In this week of Martin Luther King celebration, my thoughts turn
to the black man who has most influenced me during this past year,
a Dinka tribesman from Sudan, Africa.
In this week of Martin Luther King celebration, my thoughts turn to the black man who has most influenced me during this past year, a Dinka tribesman from Sudan, Africa. He is a refugee from Africa’s longest civil war. He came to share my home in Gilroy for a year of friendship, laughter, hardship, learning and the exchange of each others’ cultures. When he insisted on paying for groceries, I tried to explain the way housemates share the cost of living equally and keep track of who buys what. It didn’t make sense to him. “If you’re going to start dividing everything,” he said, “Where does it end? Do you divide the eggs you cook in the morning and figure out who bought which eggs? Do you divide the water you cook with?” I could not get him let me help pay; he said to me, “You have the cow’s three legs and a head. I only have one leg.” Which I took to mean that since I had offered him a home, I should let him contribute by paying for things when he could. This was the first of many lessons in generosity from someone who had often gone hungry, and sometimes only survived thanks to Red Cross aerial food drops.

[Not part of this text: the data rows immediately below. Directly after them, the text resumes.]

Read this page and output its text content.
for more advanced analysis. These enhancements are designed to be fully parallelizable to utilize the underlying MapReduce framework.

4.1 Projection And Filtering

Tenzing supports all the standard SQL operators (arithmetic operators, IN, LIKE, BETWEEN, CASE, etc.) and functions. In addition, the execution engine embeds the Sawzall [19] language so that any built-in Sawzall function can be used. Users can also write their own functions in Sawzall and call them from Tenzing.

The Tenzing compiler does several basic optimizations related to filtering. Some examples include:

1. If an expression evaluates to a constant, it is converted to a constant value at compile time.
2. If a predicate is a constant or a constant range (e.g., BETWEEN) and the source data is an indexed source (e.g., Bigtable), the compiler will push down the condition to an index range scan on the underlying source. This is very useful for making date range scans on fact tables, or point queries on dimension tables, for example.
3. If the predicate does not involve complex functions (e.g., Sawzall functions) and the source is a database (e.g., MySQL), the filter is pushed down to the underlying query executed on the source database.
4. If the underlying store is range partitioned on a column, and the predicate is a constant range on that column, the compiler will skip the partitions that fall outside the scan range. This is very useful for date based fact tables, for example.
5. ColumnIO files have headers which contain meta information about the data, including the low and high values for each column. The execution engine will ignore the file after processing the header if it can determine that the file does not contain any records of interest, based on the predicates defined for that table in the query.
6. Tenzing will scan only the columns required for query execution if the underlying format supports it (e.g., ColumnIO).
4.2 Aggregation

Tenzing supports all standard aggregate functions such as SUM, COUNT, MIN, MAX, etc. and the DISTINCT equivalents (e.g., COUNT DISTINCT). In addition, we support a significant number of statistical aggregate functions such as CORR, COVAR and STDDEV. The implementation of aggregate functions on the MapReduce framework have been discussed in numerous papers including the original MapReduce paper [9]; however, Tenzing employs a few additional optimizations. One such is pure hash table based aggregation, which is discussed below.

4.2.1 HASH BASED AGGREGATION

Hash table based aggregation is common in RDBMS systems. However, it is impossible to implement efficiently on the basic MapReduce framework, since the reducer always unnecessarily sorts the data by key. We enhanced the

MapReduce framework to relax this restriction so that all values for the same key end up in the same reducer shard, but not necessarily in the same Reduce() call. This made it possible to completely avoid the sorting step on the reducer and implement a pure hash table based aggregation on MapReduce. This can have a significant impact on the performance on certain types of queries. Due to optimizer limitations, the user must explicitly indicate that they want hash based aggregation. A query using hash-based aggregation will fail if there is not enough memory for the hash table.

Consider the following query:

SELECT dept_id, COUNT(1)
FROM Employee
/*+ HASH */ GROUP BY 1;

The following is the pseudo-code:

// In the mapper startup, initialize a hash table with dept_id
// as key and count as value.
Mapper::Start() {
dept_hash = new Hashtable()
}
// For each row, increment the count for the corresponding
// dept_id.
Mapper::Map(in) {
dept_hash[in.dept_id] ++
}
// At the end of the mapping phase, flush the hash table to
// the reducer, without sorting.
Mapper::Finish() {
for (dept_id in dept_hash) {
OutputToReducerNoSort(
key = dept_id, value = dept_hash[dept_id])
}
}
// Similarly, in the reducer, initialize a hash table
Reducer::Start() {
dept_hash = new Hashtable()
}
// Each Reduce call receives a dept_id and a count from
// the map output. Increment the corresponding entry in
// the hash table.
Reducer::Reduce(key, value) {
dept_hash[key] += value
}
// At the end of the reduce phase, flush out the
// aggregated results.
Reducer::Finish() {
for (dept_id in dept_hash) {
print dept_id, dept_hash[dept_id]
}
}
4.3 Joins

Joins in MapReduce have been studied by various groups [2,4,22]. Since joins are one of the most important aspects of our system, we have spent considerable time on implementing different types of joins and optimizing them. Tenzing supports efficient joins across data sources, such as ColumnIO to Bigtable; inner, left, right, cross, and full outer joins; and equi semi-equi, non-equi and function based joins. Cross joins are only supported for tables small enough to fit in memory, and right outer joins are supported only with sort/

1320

Angelo Athian Bul (Angel Secret Drum) came here, like many immigrants, expecting money to be growing on trees. He thought that English would be fed into his brain by simply plugging his mind into a computer.

On the plane to America, the Sudanese traveled from Stone Age to Silicon Valley’s computer age in less than a day. Even though some of them needed to, they were afraid to get up and go to the bathroom on the plane because – after all – how can anyone walk above the clouds? But Angelo said, “I’m going to go check it out,” and got up from his seat, the only one brave enough to try being a cloud walker.

However, as reality sets in for immigrants who think they are coming to a magic land where everything will come easily, the downside of the struggle to make a new life hits hard. The challenges of culture shock, loneliness, the loss of contact with other Sudanese, his longing for the supportive surroundings of his own culture, his feelings of isolation and anguish over losing his family to the war, etc., bring the disenchantment and depression with which Angelo struggles. When tears come, he struggles to stop himself, saying, “No, stop it; crying is a disease. Crying gets you nowhere – I learned that long ago – crying gets you nothing! I cried for a long time when I lost my parents – it did nothing for my life. I don’t want to cry!”

A Swahili phrase he taught me goes like this: “Haraka, haraka heina baraka,” which literally means, “Hurry, hurry, brings no blessing.” It will take time for him to find his way in a life that has been so changed by war. But now that I’ve come to know him, I can’t watch the news the way I used to: a third world statistic has a real personality and a face for me now. He may not have found the magic here that he was expecting. But in the way that I don’t just see “black” anymore, in the way I don’t see all people from Africa as the same anymore, and in the way I don’t see “refugee” anymore, Angelo has created a magic here for me. Now refugee has become “person.” Now refugee has become friend, and for that I have Angelo to thank.